Massive reduction in meat consumption and changes to farming vital to guarantee future food supply, major study says

11 October 2018

Groundbreaking report calls for Earth's population to adopt plant-based 'flexitarian' diet with meat eaten less than once a week.

A massive reduction in the quantity of meat being consumed combined with huge changes to farming techniques are essential to guarantee our planet's future ability to support humanity, a major new report has warned.

The analysis, which examines future population projections across the planet and the impact of current farming techniques on the environment, warns rapid change is vital as global warming causes pronounced impacts on food production.

For every degree celsius of additional temperature rise, global wheat yields are estimated to drop 6 per cent, while global rice yields are estimated to fall 10 per cent, the authors said.

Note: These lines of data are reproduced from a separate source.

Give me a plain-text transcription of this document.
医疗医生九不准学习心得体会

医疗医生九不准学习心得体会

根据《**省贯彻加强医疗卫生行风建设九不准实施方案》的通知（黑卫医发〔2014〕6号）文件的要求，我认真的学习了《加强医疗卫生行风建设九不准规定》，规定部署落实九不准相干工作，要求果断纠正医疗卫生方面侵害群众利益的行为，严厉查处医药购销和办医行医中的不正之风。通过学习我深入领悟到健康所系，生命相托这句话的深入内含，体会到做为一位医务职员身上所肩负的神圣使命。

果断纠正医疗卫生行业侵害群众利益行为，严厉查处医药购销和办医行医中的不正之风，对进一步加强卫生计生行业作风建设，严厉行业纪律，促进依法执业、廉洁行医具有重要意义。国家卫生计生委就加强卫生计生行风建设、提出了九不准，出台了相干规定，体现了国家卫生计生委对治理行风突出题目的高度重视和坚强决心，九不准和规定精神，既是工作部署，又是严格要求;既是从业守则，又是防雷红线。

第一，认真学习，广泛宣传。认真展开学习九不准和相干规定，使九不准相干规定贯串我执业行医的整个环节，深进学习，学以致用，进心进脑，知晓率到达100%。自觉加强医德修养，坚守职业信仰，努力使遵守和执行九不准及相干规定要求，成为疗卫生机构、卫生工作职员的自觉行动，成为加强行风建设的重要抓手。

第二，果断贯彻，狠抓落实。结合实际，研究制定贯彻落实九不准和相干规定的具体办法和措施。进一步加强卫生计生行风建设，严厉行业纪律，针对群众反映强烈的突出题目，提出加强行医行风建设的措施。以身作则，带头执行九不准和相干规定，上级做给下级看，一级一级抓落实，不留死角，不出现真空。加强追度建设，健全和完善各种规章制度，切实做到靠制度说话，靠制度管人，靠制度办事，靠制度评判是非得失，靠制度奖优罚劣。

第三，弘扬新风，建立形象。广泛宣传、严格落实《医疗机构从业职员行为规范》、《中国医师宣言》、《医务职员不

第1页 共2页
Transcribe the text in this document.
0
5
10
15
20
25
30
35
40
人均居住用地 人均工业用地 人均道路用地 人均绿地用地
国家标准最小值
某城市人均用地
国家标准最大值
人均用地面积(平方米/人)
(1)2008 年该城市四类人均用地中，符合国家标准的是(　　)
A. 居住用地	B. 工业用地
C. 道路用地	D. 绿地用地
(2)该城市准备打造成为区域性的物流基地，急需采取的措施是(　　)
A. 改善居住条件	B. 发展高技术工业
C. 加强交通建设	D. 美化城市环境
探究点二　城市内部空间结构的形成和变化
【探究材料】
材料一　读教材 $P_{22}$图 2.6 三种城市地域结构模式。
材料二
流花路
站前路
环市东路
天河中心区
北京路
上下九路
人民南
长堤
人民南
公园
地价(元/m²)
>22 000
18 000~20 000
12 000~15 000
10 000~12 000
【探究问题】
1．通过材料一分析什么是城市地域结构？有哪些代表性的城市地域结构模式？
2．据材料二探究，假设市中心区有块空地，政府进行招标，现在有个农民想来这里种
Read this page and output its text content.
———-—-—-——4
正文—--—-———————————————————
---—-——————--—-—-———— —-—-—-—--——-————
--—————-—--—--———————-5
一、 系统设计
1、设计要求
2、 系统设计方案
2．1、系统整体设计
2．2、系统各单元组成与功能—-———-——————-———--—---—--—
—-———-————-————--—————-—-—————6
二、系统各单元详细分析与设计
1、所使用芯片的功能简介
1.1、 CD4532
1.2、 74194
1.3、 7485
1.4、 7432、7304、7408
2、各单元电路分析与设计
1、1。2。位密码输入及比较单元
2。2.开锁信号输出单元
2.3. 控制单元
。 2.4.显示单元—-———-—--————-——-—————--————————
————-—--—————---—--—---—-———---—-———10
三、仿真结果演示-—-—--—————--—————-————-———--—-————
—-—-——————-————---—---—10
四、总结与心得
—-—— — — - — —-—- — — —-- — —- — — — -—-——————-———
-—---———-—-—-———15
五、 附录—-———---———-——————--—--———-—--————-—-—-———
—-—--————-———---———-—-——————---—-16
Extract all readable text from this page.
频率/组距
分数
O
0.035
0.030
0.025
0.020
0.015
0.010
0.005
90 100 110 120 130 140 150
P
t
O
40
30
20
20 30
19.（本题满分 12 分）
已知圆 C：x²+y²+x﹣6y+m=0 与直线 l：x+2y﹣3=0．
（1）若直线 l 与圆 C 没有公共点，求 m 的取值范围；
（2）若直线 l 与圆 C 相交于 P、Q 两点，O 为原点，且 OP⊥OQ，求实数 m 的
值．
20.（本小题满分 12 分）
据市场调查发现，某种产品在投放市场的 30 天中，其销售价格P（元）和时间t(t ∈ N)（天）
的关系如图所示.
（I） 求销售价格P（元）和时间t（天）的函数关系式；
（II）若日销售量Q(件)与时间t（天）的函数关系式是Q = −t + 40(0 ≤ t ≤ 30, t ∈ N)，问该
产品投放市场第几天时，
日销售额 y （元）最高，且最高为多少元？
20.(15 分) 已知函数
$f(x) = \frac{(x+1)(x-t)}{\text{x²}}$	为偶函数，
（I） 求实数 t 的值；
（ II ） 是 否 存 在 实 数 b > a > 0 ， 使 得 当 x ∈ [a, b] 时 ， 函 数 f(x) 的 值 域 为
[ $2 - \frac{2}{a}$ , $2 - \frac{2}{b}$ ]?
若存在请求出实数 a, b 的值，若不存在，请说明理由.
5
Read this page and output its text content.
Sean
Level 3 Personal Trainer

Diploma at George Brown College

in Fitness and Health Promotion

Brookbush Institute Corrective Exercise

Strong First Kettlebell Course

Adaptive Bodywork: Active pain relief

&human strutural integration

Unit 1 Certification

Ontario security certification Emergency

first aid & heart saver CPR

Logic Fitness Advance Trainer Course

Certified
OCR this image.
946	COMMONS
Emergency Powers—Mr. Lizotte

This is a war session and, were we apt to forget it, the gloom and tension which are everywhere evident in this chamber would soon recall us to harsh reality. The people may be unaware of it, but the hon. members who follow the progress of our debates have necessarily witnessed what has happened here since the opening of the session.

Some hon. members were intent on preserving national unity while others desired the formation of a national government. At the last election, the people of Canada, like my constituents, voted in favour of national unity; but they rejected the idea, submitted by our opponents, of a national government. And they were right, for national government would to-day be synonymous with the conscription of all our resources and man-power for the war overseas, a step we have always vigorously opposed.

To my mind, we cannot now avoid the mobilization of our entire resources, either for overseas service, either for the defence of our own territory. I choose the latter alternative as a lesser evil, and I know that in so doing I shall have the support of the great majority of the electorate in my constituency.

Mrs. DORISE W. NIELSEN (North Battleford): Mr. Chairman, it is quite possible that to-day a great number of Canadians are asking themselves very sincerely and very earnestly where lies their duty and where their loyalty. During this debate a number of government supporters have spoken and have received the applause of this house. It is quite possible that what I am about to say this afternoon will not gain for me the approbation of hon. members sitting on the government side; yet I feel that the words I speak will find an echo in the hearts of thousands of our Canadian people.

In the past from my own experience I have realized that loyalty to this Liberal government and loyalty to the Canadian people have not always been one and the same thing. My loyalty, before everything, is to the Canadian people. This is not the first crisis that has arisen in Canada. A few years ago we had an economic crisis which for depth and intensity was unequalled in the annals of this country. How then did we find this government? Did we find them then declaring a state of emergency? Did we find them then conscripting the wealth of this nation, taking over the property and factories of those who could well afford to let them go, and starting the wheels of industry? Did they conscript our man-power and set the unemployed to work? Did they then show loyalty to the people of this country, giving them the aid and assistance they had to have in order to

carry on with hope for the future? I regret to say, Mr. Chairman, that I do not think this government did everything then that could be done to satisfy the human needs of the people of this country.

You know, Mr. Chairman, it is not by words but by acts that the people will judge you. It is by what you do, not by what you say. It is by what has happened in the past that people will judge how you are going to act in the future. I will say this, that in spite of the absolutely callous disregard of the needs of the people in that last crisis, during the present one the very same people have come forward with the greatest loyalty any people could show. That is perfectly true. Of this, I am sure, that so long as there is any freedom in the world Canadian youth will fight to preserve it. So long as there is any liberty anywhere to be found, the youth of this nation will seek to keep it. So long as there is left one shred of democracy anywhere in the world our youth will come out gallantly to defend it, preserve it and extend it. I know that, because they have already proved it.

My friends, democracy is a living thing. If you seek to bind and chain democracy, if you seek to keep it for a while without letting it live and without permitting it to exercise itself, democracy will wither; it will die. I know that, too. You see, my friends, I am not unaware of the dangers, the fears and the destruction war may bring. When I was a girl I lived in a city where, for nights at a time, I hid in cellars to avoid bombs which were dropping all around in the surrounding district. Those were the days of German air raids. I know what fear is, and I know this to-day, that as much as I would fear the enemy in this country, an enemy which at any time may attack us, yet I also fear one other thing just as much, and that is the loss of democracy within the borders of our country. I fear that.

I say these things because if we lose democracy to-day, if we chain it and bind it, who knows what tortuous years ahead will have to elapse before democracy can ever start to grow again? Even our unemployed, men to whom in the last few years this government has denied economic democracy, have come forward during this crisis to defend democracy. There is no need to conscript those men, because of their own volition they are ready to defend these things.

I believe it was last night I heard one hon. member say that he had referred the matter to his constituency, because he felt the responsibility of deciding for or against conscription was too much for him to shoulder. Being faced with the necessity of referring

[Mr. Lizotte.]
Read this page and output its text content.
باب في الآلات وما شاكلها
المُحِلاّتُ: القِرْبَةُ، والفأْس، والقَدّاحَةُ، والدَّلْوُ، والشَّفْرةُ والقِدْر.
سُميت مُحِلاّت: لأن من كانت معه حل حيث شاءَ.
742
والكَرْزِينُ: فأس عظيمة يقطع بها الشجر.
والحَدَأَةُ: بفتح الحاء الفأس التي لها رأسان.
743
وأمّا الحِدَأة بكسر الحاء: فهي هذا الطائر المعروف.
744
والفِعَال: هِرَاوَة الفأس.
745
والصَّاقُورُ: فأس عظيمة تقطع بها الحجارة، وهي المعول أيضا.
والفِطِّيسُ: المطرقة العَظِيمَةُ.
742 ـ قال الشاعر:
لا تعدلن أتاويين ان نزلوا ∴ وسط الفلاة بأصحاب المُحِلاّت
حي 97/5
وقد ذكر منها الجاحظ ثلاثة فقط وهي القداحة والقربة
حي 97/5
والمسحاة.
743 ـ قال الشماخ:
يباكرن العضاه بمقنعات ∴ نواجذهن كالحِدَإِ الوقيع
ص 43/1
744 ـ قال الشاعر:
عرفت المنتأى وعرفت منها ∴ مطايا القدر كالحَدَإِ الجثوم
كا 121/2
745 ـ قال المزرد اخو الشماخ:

The warning comes as the Intergovernmental Panel on Climate Change (IPCC) has warned the planet is currently "nowhere near on track" to keep the rise in temperatures below 1.5C.

Under current climate commitments by world leaders, the Earth will be 3C warmer by the end of the century, the IPCC said. 

But growing populations will mean farming 50 per cent more food to support almost 10 billion people in the next 30 years, according to the new report published in the journal Nature.

If no changes are made, the impacts of food production on the environment will rise by up to 90 per cent by 2050, the authors said, meaning the planet will no longer be a "safe operating space for humanity".

As a result they have called for the Earth's population to adopt a plant-based "flexitarian" diet, in which meat is typically eaten less than once a week.

"An important first step would be to align national food-based dietary guidelines with the present evidence on healthy eating and the environmental impacts of diets," the report states.

It also calls for a dramatic reduction in food waste, improved freshwater management, controlled fertiliser application and major investments in agricultural infrastructure and educational campaigns.

"No single solution is enough to avoid crossing planetary boundaries," said Marco Springmann of the University of Oxford and the lead author of the study, which he said was the first to take a comprehensive look at the impact global food production has on the planet.

"But when the solutions are implemented together, our research indicates that it may be possible to feed the growing population sustainably".

Livestock are responsible for about 14.5 percent of global greenhouse gas emissions, according to the United Nations Food and Agriculture Organisation.

"For the average consumer ... the takeaway message is, change your diet and write to your politicians to implement better regulations," Dr Springmann sai

The stark warning comes after the IPCC said the planet has only until 2030 to prevent catastrophic climate change.